Run this in CI or as a scheduled job. The 30 minutes this takes each month is cheap compared to discovering your backup is broken during an actual disaster.

The 3-2-1 Rule

Apply the 3-2-1 backup rule to Postgres:

  • 3 copies of the data
  • 2 different storage media
  • 1 offsite copy

In practice:

  • Copy 1: The live database
  • Copy 2: A hot standby (streaming replication)
  • Copy 3: WAL archives and base backups in cloud object storage (S3, GCS)

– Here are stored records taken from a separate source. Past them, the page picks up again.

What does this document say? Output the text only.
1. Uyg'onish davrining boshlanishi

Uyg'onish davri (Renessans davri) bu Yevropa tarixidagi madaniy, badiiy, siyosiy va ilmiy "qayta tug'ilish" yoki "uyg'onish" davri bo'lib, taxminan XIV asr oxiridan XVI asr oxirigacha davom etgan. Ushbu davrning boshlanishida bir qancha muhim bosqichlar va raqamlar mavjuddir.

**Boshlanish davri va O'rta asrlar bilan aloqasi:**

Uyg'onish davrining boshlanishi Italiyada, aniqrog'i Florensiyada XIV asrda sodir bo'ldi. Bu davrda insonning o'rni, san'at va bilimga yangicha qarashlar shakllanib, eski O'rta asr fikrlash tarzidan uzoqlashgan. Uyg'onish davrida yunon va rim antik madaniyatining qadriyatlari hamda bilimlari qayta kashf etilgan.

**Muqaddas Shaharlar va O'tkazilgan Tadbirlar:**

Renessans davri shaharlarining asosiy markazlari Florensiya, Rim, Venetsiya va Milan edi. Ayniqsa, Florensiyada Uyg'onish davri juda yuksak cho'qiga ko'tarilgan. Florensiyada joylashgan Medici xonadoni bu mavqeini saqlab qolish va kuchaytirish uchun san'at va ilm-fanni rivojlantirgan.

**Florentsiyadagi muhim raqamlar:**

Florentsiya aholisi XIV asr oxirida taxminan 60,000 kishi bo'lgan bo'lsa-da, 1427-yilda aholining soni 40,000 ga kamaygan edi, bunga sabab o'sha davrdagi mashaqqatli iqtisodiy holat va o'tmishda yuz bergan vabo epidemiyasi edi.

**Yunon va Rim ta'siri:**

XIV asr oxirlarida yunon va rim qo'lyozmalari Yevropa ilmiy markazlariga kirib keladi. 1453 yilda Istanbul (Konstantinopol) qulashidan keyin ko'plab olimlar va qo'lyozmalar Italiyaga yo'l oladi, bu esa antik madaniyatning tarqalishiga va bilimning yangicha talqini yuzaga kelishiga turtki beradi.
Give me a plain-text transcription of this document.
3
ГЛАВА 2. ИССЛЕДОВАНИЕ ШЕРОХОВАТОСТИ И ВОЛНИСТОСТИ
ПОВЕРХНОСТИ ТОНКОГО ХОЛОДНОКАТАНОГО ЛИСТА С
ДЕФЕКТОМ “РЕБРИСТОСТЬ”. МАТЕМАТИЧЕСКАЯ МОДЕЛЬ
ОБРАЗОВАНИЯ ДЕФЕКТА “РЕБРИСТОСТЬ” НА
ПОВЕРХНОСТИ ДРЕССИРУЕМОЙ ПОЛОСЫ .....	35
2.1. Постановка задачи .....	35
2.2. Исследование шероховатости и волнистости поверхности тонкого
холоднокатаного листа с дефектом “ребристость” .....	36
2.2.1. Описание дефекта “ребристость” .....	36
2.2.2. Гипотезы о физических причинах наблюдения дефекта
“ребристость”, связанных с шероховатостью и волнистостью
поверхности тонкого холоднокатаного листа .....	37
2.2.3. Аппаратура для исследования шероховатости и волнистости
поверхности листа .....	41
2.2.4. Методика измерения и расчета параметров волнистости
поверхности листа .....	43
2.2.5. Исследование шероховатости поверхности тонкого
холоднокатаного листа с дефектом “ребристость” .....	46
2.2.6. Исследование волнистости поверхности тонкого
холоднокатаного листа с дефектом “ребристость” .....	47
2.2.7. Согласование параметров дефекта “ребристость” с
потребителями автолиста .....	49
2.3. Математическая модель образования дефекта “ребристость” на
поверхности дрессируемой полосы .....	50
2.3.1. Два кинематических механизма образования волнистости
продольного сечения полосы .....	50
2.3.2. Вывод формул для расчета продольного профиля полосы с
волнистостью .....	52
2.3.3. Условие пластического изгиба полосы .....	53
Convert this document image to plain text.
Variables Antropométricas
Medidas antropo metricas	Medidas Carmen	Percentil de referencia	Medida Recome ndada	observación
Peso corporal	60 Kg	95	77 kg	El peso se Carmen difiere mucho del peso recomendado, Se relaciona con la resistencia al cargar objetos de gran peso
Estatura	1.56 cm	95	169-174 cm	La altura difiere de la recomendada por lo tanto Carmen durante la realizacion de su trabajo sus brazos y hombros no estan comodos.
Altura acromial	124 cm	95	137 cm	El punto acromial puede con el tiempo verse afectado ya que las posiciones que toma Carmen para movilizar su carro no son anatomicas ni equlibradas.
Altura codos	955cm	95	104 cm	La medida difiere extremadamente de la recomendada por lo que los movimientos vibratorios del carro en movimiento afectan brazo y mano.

The standby gives you fast failover (RTO in minutes). The cloud backup gives you PITR and protection against logical corruption and catastrophic datacenter failures.

Monitoring Backup Health

Critical metrics to alert on:

-- Is WAL archiving working?
-- (Check pg_stat_archiver)
SELECT archived_count, last_archived_wal, last_archived_time,
       failed_count, last_failed_wal, last_failed_time
FROM pg_stat_archiver;

Alert if:

  • last_archived_time is more than 5 minutes old
  • failed_count increased since the last check
  • Base backup hasn’t run in the configured interval
  • Backup storage usage is growing unexpectedly

pgBackRest has built-in check and verify commands:

pgbackrest --stanza=main check  # Verify archiving is working
pgbackrest --stanza=main verify  # Verify backup files are intact

Backup and recovery is the insurance policy for everything in this book. You can optimize performance, harden security, and design elegant schemas — but without working backups, a single hardware failure or operator error can erase it all. Invest in your backup strategy proportionally to the value of your data. For almost any production system, that means WAL archiving, regular base backups to offsite storage, and tested restores.